La nouvelle Honda RC211V 5 est une voiture de course de 200 ch, pesant 145 kg et une vitesse de pointe de plus de 330 km/h. La dernière version du 4 cylindres 2 temps NSR 500 atteint 180 ch avec un poids de 135 kg et une vitesse maximale de 320 km/h. Le « Docteur » démontrera, comme les autres pilotes, qu’il affectionne de plus en plus les Grands Prix 4 temps en remportant 76 GP avec les motos équipées des nouveaux moteurs (plus d’une course sur quatre disputées) devant Marc Marquez (59 triomphes sur 142 GP) mais avec un ratio record d’une victoire pour deux courses, avec Jorge Lorenzo à la troisième place avec 47 GP remportés. Avec les motos de l’ère MotoGP, Honda est en tête du classement avec plus de titres et plus de courses gagnées (155) : en 20 ans elle a remporté en moyenne près de 8 courses par saison, restant bouche bée seulement en 2020 , avec Marquez absent depuis la deuxième course. Yamaha suit avec 122 triomphes et, plus loin, Ducati avec 58 victoires. Sur 20 titres pilotes, 17 sont allés au poker des as Rossi, Marquez, Lorenzo, Stoner. A ceux-ci s’ajoutent trois autres, champions du monde au moins une fois : Hayden, Mir, Quartararo. Depuis 2002, trente ont été vainqueurs d’au moins une manche du championnat du monde.

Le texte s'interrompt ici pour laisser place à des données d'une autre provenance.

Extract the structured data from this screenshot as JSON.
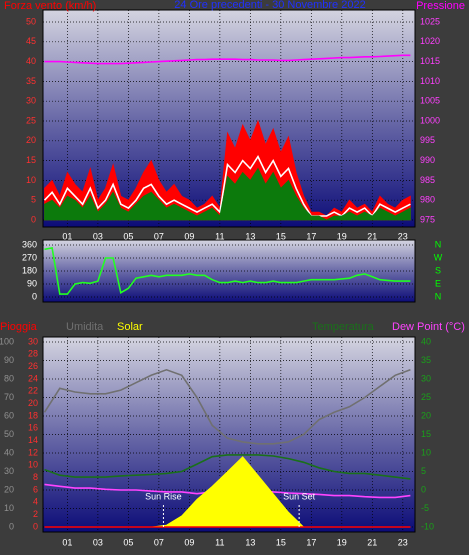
{
  "chart_data": [
    {
      "type": "line",
      "title": "24 Ore precedenti - 30 Novembre 2022",
      "ylabel": "Forza vento (km/h)",
      "y2label": "Pressione",
      "title_color": "#2030ff",
      "ylabel_color": "#ff0000",
      "y2label_color": "#ff00ff",
      "ytick_color": "#ff3030",
      "y2tick_color": "#ff40ff",
      "grid": true,
      "x": [
        -0.5,
        0,
        0.5,
        1,
        1.5,
        2,
        2.5,
        3,
        3.5,
        4,
        4.5,
        5,
        5.5,
        6,
        6.5,
        7,
        7.5,
        8,
        8.5,
        9,
        9.5,
        10,
        10.5,
        11,
        11.5,
        12,
        12.5,
        13,
        13.5,
        14,
        14.5,
        15,
        15.5,
        16,
        16.5,
        17,
        17.5,
        18,
        18.5,
        19,
        19.5,
        20,
        20.5,
        21,
        21.5,
        22,
        22.5,
        23,
        23.5
      ],
      "xlim": [
        -0.6,
        23.8
      ],
      "xticks": [
        {
          "value": 1,
          "label": "01"
        },
        {
          "value": 3,
          "label": "03"
        },
        {
          "value": 5,
          "label": "05"
        },
        {
          "value": 7,
          "label": "07"
        },
        {
          "value": 9,
          "label": "09"
        },
        {
          "value": 11,
          "label": "11"
        },
        {
          "value": 13,
          "label": "13"
        },
        {
          "value": 15,
          "label": "15"
        },
        {
          "value": 17,
          "label": "17"
        },
        {
          "value": 19,
          "label": "19"
        },
        {
          "value": 21,
          "label": "21"
        },
        {
          "value": 23,
          "label": "23"
        }
      ],
      "ylim": [
        0,
        50
      ],
      "yticks": [
        0,
        5,
        10,
        15,
        20,
        25,
        30,
        35,
        40,
        45,
        50
      ],
      "y2lim": [
        975,
        1025
      ],
      "y2ticks": [
        975,
        980,
        985,
        990,
        995,
        1000,
        1005,
        1010,
        1015,
        1020,
        1025
      ],
      "series": [
        {
          "color": "#ff0000",
          "style": "area",
          "values": [
            8,
            10,
            6,
            12,
            9,
            7,
            13,
            5,
            8,
            14,
            6,
            5,
            8,
            12,
            15,
            10,
            7,
            9,
            6,
            5,
            3,
            4,
            6,
            3,
            22,
            18,
            24,
            20,
            25,
            19,
            23,
            17,
            21,
            12,
            6,
            2,
            2,
            1,
            3,
            2,
            5,
            3,
            4,
            2,
            6,
            4,
            3,
            5,
            6
          ]
        },
        {
          "color": "#ffffff",
          "style": "line",
          "values": [
            5,
            7,
            4,
            8,
            6,
            4,
            8,
            3,
            5,
            9,
            4,
            3,
            5,
            8,
            9,
            6,
            4,
            5,
            4,
            3,
            2,
            3,
            4,
            2,
            14,
            12,
            15,
            13,
            16,
            12,
            15,
            11,
            13,
            8,
            4,
            1,
            1,
            1,
            2,
            1,
            3,
            2,
            3,
            1,
            4,
            3,
            2,
            3,
            4
          ]
        },
        {
          "color": "#0c7a0c",
          "style": "area",
          "values": [
            4,
            5,
            3,
            6,
            5,
            3,
            6,
            2,
            4,
            7,
            3,
            2,
            4,
            6,
            7,
            5,
            3,
            4,
            3,
            2,
            1,
            2,
            3,
            1,
            11,
            9,
            12,
            10,
            13,
            9,
            12,
            8,
            10,
            6,
            3,
            1,
            1,
            0,
            1,
            1,
            2,
            1,
            2,
            1,
            3,
            2,
            1,
            2,
            3
          ]
        },
        {
          "color": "#ff00ff",
          "style": "line",
          "axis": "y2",
          "values": [
            1015,
            1015,
            1015,
            1014.9,
            1014.8,
            1014.7,
            1014.6,
            1014.5,
            1014.5,
            1014.5,
            1014.5,
            1014.6,
            1014.7,
            1014.8,
            1014.9,
            1015,
            1015.1,
            1015.2,
            1015.3,
            1015.4,
            1015.5,
            1015.5,
            1015.6,
            1015.6,
            1015.6,
            1015.6,
            1015.5,
            1015.5,
            1015.4,
            1015.4,
            1015.4,
            1015.3,
            1015.3,
            1015.4,
            1015.5,
            1015.6,
            1015.7,
            1015.8,
            1015.9,
            1016,
            1016,
            1016.1,
            1016.2,
            1016.2,
            1016.3,
            1016.4,
            1016.5,
            1016.6,
            1016.6
          ]
        }
      ]
    },
    {
      "type": "line",
      "ytick_color": "#ffffff",
      "y2tick_color": "#00ff00",
      "grid": true,
      "x": [
        -0.5,
        0,
        0.5,
        1,
        1.5,
        2,
        2.5,
        3,
        3.5,
        4,
        4.5,
        5,
        5.5,
        6,
        6.5,
        7,
        7.5,
        8,
        8.5,
        9,
        9.5,
        10,
        10.5,
        11,
        11.5,
        12,
        12.5,
        13,
        13.5,
        14,
        14.5,
        15,
        15.5,
        16,
        16.5,
        17,
        17.5,
        18,
        18.5,
        19,
        19.5,
        20,
        20.5,
        21,
        21.5,
        22,
        22.5,
        23,
        23.5
      ],
      "xlim": [
        -0.6,
        23.8
      ],
      "ylim": [
        0,
        360
      ],
      "yticks": [
        0,
        90,
        180,
        270,
        360
      ],
      "y2lim": [
        0,
        360
      ],
      "y2ticks": [
        {
          "value": 0,
          "label": "N"
        },
        {
          "value": 90,
          "label": "E"
        },
        {
          "value": 180,
          "label": "S"
        },
        {
          "value": 270,
          "label": "W"
        },
        {
          "value": 360,
          "label": "N"
        }
      ],
      "series": [
        {
          "color": "#22ff22",
          "style": "line",
          "values": [
            330,
            340,
            20,
            20,
            90,
            100,
            95,
            110,
            270,
            270,
            30,
            60,
            130,
            140,
            150,
            140,
            150,
            150,
            150,
            160,
            150,
            150,
            120,
            100,
            100,
            110,
            100,
            110,
            100,
            100,
            110,
            100,
            100,
            100,
            110,
            120,
            120,
            120,
            120,
            125,
            130,
            150,
            160,
            140,
            120,
            115,
            110,
            110,
            110
          ]
        }
      ]
    },
    {
      "type": "line",
      "ytick_color": "#909090",
      "y2tick_color": "#1aa01a",
      "y3tick_color": "#ff3030",
      "grid": true,
      "x": [
        -0.5,
        0.5,
        1.5,
        2.5,
        3.5,
        4.5,
        5.5,
        6.5,
        7.5,
        8.5,
        9.5,
        10.5,
        11.5,
        12.5,
        13.5,
        14.5,
        15.5,
        16.5,
        17.5,
        18.5,
        19.5,
        20.5,
        21.5,
        22.5,
        23.5
      ],
      "xlim": [
        -0.6,
        23.8
      ],
      "xticks": [
        {
          "value": 1,
          "label": "01"
        },
        {
          "value": 3,
          "label": "03"
        },
        {
          "value": 5,
          "label": "05"
        },
        {
          "value": 7,
          "label": "07"
        },
        {
          "value": 9,
          "label": "09"
        },
        {
          "value": 11,
          "label": "11"
        },
        {
          "value": 13,
          "label": "13"
        },
        {
          "value": 15,
          "label": "15"
        },
        {
          "value": 17,
          "label": "17"
        },
        {
          "value": 19,
          "label": "19"
        },
        {
          "value": 21,
          "label": "21"
        },
        {
          "value": 23,
          "label": "23"
        }
      ],
      "ylim": [
        0,
        100
      ],
      "yticks": [
        0,
        10,
        20,
        30,
        40,
        50,
        60,
        70,
        80,
        90,
        100
      ],
      "y2lim": [
        -10,
        40
      ],
      "y2ticks": [
        -10,
        -5,
        0,
        5,
        10,
        15,
        20,
        25,
        30,
        35,
        40
      ],
      "y3lim": [
        0,
        30
      ],
      "y3ticks": [
        0,
        2,
        4,
        6,
        8,
        10,
        12,
        14,
        16,
        18,
        20,
        22,
        24,
        26,
        28,
        30
      ],
      "series": [
        {
          "name": "Umidita",
          "color": "#707070",
          "style": "line",
          "values": [
            62,
            75,
            73,
            72,
            72,
            74,
            78,
            82,
            85,
            82,
            70,
            55,
            48,
            46,
            45,
            45,
            46,
            50,
            58,
            62,
            65,
            70,
            76,
            82,
            85
          ]
        },
        {
          "name": "Temperatura",
          "color": "#1a701a",
          "style": "line",
          "axis": "y2",
          "values": [
            5.5,
            4,
            3.5,
            3.5,
            3.5,
            3.8,
            4,
            4.2,
            4.5,
            5,
            7,
            9,
            9.5,
            9.5,
            9.5,
            9.2,
            8.5,
            7.5,
            6,
            5,
            4.5,
            4.5,
            4,
            3.5,
            3
          ]
        },
        {
          "name": "Dew Point (°C)",
          "color": "#ff44ff",
          "style": "line",
          "axis": "y2",
          "values": [
            1.5,
            1,
            0.5,
            0.5,
            0.2,
            0,
            0,
            -0.3,
            -0.5,
            -0.5,
            -1,
            -0.5,
            -0.5,
            0,
            -0.2,
            -0.5,
            -0.8,
            -1,
            -1.2,
            -1.5,
            -1.5,
            -1.8,
            -2,
            -2,
            -1.5
          ]
        },
        {
          "name": "Solar",
          "color": "#ffff00",
          "style": "area",
          "values": [
            0,
            0,
            0,
            0,
            0,
            0,
            0,
            0,
            1,
            6,
            15,
            22,
            30,
            38,
            28,
            18,
            8,
            0,
            0,
            0,
            0,
            0,
            0,
            0,
            0
          ]
        },
        {
          "name": "Pioggia",
          "color": "#ff0000",
          "style": "line",
          "axis": "y3",
          "values": [
            0,
            0,
            0,
            0,
            0,
            0,
            0,
            0,
            0,
            0,
            0,
            0,
            0,
            0,
            0,
            0,
            0,
            0,
            0,
            0,
            0,
            0,
            0,
            0,
            0
          ]
        }
      ],
      "annotations": [
        {
          "text": "Sun Rise",
          "x": 7.3
        },
        {
          "text": "Sun Set",
          "x": 16.2
        }
      ]
    }
  ]
}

Le record absolu de victoires saisonnières appartient à Marc Marquez qui en 2014, lors de sa deuxième saison en MotoGP, a remporté 13 courses dont 10 consécutives. Le deuxième est Rossi, avec 11 victoires, le troisième est Stoner avec 10 victoires.

duels motogp

Les championnats les plus disputés ont été celui de 2013, si l’on considère l’écart final entre les deux premiers classés (Marquez devant Lorenzo de seulement 4 points : 334 contre 330), et celui de 2016 si l’on considère le nombre de coureurs en mesure gagner au moins une course (Lorenzo, Marquez, Rossi, Miller, Iannone, Crutchlow, Vinales, Pedrosa, Dovizioso). Au contraire, 2012 a été l’année avec le moins de vainqueurs : seuls Lorenzo, Stoner, Pedrosa sur la plus haute marche du podium. Il est évident de dire que, surtout dans la catégorie la plus élevée, le Championnat du Monde, de ses origines à aujourd’hui, a totalement changé à tous égards.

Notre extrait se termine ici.